The launch took place Friday and marked the third crew flight in less than a year for SpaceX. Four astronauts from the U.S., Japan and France were on the flight, with plans to arrive and spend six months at the International Space Station.
Dakota McKinney, an Elkmont junior and first-year tech student, said it was a feeling like no other to watch their launch live, “especially when the wave of it finally hits you.”

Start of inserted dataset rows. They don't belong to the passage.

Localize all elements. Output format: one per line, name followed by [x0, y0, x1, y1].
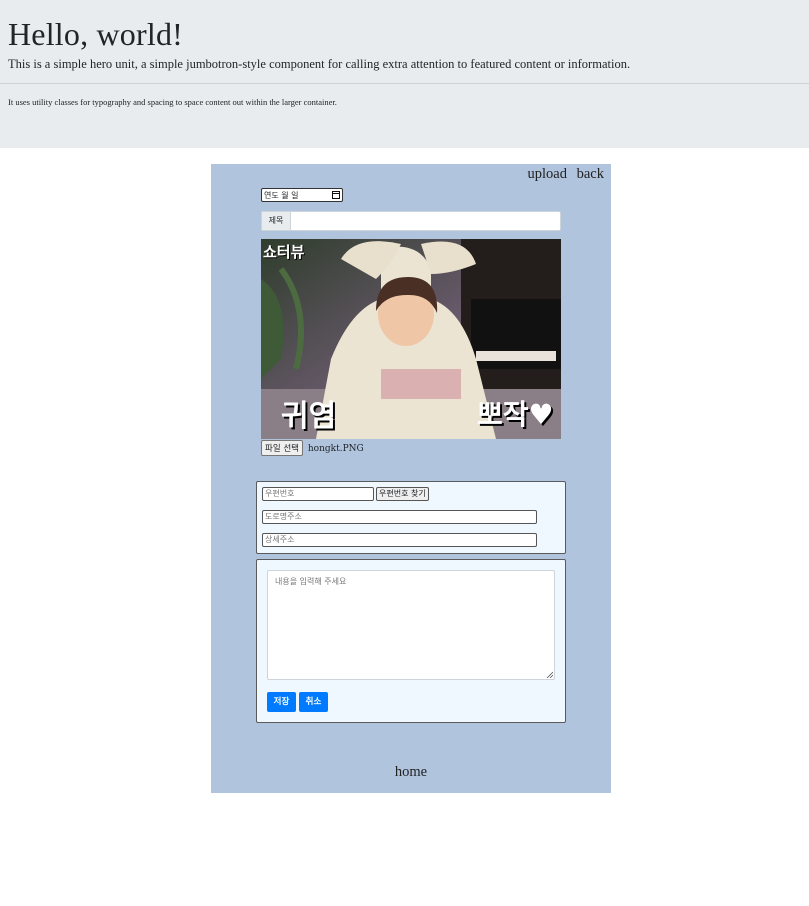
home-link[interactable]: home — [395, 764, 427, 780]
top-nav: upload back — [522, 166, 604, 183]
hero-divider — [0, 83, 809, 84]
caption-bottom-left: 귀염 — [281, 399, 337, 434]
detail-address-input[interactable]: 상세주소 — [262, 533, 537, 547]
title-addon: 제목 — [262, 212, 291, 230]
content-textarea[interactable]: 내용을 입력해 주세요 — [267, 570, 555, 680]
back-link[interactable]: back — [577, 166, 604, 182]
caption-bottom-right: 뽀작♥ — [477, 398, 554, 431]
choose-file-button[interactable]: 파일 선택 — [261, 440, 303, 456]
date-placeholder: 연도 월 일 — [264, 191, 299, 200]
title-input-group: 제목 — [261, 211, 561, 231]
find-zip-button[interactable]: 우편번호 찾기 — [376, 487, 429, 501]
title-input[interactable] — [292, 212, 560, 230]
hero-lead: This is a simple hero unit, a simple jum… — [8, 57, 631, 71]
cancel-button[interactable]: 취소 — [299, 692, 328, 712]
caption-top-left: 쇼터뷰 — [263, 243, 305, 261]
file-name: hongkt.PNG — [307, 444, 364, 454]
footer-nav: home — [211, 764, 611, 781]
file-input: 파일 선택 hongkt.PNG — [261, 440, 364, 456]
upload-link[interactable]: upload — [528, 166, 567, 182]
content-placeholder: 내용을 입력해 주세요 — [275, 577, 347, 586]
address-card: 우편번호 우편번호 찾기 도로명주소 상세주소 — [256, 481, 566, 554]
road-address-input[interactable]: 도로명주소 — [262, 510, 537, 524]
hero-small-text: It uses utility classes for typography a… — [8, 97, 337, 107]
content-card: 내용을 입력해 주세요 저장 취소 — [256, 559, 566, 723]
save-button[interactable]: 저장 — [267, 692, 296, 712]
resize-grip-icon[interactable] — [546, 671, 553, 678]
zip-input[interactable]: 우편번호 — [262, 487, 374, 501]
preview-image: 쇼터뷰 귀염 뽀작♥ — [261, 239, 561, 439]
calendar-icon[interactable] — [332, 191, 340, 199]
upload-panel: upload back 연도 월 일 제목 쇼터뷰 귀염 뽀작♥ 파일 선택 h… — [211, 164, 611, 793]
hero-title: Hello, world! — [8, 16, 184, 52]
date-input[interactable]: 연도 월 일 — [261, 188, 343, 202]
hero-jumbotron: Hello, world! This is a simple hero unit… — [0, 0, 809, 148]
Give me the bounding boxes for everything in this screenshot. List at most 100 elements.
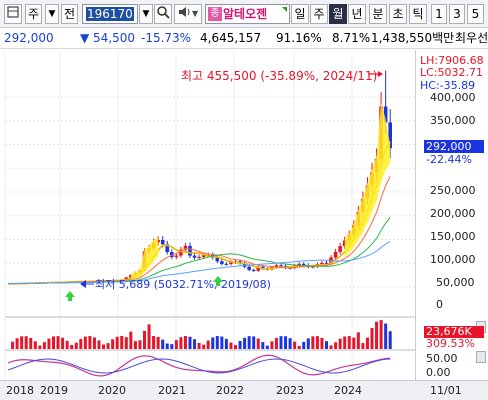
volume-bar — [124, 337, 128, 349]
volume-bar — [24, 336, 28, 349]
volume-bar — [293, 341, 297, 349]
volume-bar — [229, 342, 233, 349]
candle-body — [160, 239, 165, 245]
volume-bar — [365, 337, 369, 349]
volume-bar — [284, 336, 288, 349]
y-tick-0: 0 — [436, 298, 443, 311]
volume-bar — [202, 344, 206, 349]
x-tick-2024: 2024 — [334, 384, 362, 397]
buy-signal-up-arrow-icon — [65, 291, 75, 301]
volume-bar — [306, 338, 310, 349]
candle-body — [301, 263, 306, 266]
volume-bar — [343, 336, 347, 349]
volume-bar — [375, 321, 379, 349]
volume-bar — [288, 338, 292, 349]
volume-bar — [33, 341, 37, 349]
volume-bar — [38, 345, 42, 349]
volume-bar — [183, 336, 187, 349]
volume-bar — [179, 337, 183, 349]
volume-bar — [211, 337, 215, 349]
y-tick-200000: 200,000 — [430, 207, 476, 220]
low-price-annotation: 최저 5,689 (5032.71%, 2019/08) — [95, 278, 271, 291]
volume-bar — [224, 338, 228, 349]
volume-bar — [29, 337, 33, 349]
y-tick-400000: 400,000 — [430, 91, 476, 104]
x-axis: 2018 2019 2020 2021 2022 2023 2024 11/01 — [0, 380, 488, 400]
candle-body — [192, 255, 197, 258]
volume-bar — [234, 345, 237, 349]
volume-bar — [70, 344, 74, 349]
volume-bar — [325, 341, 328, 349]
volume-bar — [338, 338, 342, 349]
volume-bar — [156, 336, 160, 349]
moving-average-line — [7, 217, 391, 285]
volume-bar — [152, 336, 156, 349]
volume-bar — [143, 330, 146, 349]
y-tick-350000: 350,000 — [430, 114, 476, 127]
volume-bar — [133, 341, 137, 349]
volume-bar — [102, 344, 106, 349]
high-price-annotation: 최고 455,500 (-35.89%, 2024/11) — [181, 69, 378, 83]
x-tick-2019: 2019 — [40, 384, 68, 397]
volume-bar — [261, 342, 265, 349]
volume-bar — [97, 340, 101, 349]
current-pct-label: -22.44% — [426, 153, 472, 166]
x-tick-2020: 2020 — [98, 384, 126, 397]
volume-bar — [252, 336, 256, 349]
candle-body — [279, 265, 283, 267]
volume-bar — [65, 340, 69, 349]
volume-bar — [329, 345, 333, 349]
volume-bar — [347, 336, 351, 349]
y-tick-100000: 100,000 — [430, 253, 476, 266]
volume-bar — [352, 337, 356, 349]
candle-body — [224, 263, 229, 265]
volume-bar — [147, 324, 151, 349]
oscillator-panel-toggle-button[interactable] — [476, 351, 486, 363]
y-tick-50000: 50,000 — [436, 276, 475, 289]
candle-body — [188, 245, 192, 256]
volume-bar — [370, 327, 374, 349]
volume-bar — [315, 336, 319, 349]
volume-bar — [320, 337, 324, 349]
candle-body — [220, 261, 224, 264]
volume-bar — [334, 342, 338, 349]
volume-bar — [188, 336, 192, 349]
volume-bar — [11, 341, 15, 349]
moving-average-line — [7, 141, 391, 285]
candle-body — [251, 269, 256, 271]
volume-bar — [111, 339, 115, 349]
volume-bar — [265, 345, 269, 349]
volume-bar — [311, 336, 315, 349]
volume-bar — [88, 336, 92, 349]
volume-bar — [215, 336, 219, 349]
volume-bar — [243, 337, 247, 349]
stock-chart-window: 주 ▼ 전 196170 ▼ ▼ 종 알테오젠 일 주 월 년 분 초 틱 1 3… — [0, 0, 488, 400]
volume-bar — [220, 336, 224, 349]
osc-tick-50: 50.00 — [426, 352, 458, 365]
volume-bar — [361, 343, 365, 349]
volume-bar — [274, 338, 278, 349]
x-tick-2021: 2021 — [158, 384, 186, 397]
volume-bar — [61, 337, 65, 349]
candle-body — [320, 262, 324, 265]
volume-bar — [129, 331, 133, 349]
x-tick-2023: 2023 — [276, 384, 304, 397]
lc-label: LC:5032.71 — [420, 66, 484, 79]
volume-bar — [15, 338, 19, 349]
volume-bar — [279, 336, 283, 349]
candle-body — [247, 266, 251, 270]
x-tick-2018: 2018 — [6, 384, 34, 397]
volume-bar — [238, 340, 242, 349]
volume-bar — [138, 340, 142, 349]
volume-bar — [379, 320, 383, 349]
volume-bar — [197, 343, 201, 349]
volume-bar — [302, 341, 306, 349]
volume-bar — [356, 332, 360, 349]
volume-bar — [92, 337, 96, 349]
volume-bar — [270, 341, 274, 349]
current-price-marker: 292,000 — [424, 140, 484, 153]
volume-pct-label: 309.53% — [426, 337, 475, 350]
low-arrow-icon — [80, 280, 94, 288]
volume-bar — [256, 338, 260, 349]
volume-bar — [47, 338, 51, 349]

The students are all part of Team 34 Rockets, and witnessing the launch was the team mentors’ way of making up for the ongoing coronavirus pandemic’s effects on their year, according to Damon Faris, pre-engineering teacher at LCCTC. Faris said the team usually spends the year fundraising and preparing for a competition against other robotics teams, but when it looked like a competition may not happen, the team mentors began discussing what to do instead.
“We saw that the Crew 2 launch was coming up at the end of April, beginning of May, so we decided, ‘Well, we’ll see if we can do that,'” Faris said. “At the time, we couldn’t travel at all outside of competitions.”
Fortunately, the pandemic lifted enough that they were granted approval to make the trip for the SpaceX launch. Faris said it was great to give his students something they could remember and bond over, especially for the seniors that had been a part of the team for multiple years.
“We even got to see the booster come down and land way off in the distance,” Faris said. “We’ve watched it many times on the screen, but to see it go down way over the horizon was really, really cool.”
Students were also able to explore the Kennedy Space Center and tourist attractions during their three-day stay in Florida. When speaking to The News Courier on Monday, Ardmore senior and third-year tech student Travis Kelly was sporting a Ron Jon Surf Shop shirt, saying he planned to savor the memory of the trip because “you’ll never see it again.”
Haynes, however, has a different plan. With her two years of design work, one year of programming, the SpaceX launch experience and everything else she’s learned, she is looking forward to attending the University of Alabama this fall with a major in physics, minor in astronomy and a dream of being an astrophysicist.
“Oh, I’m going to see it again,” she said of SpaceX launches. “I’m going to be working the next one.”
Faris said several of the students were moved by the trip.
“It’s so special,” he said. “I had one kid tell me over and over, ‘Mr. Faris, this is the coolest thing I’ve ever done. I’m so glad we got to come.'”
He said being able to compete and attend rocket launches in the same year might not be feasible, but the team mentors are already discussing a trip in Fall 2024 to Texas so students can watch the next solar eclipse.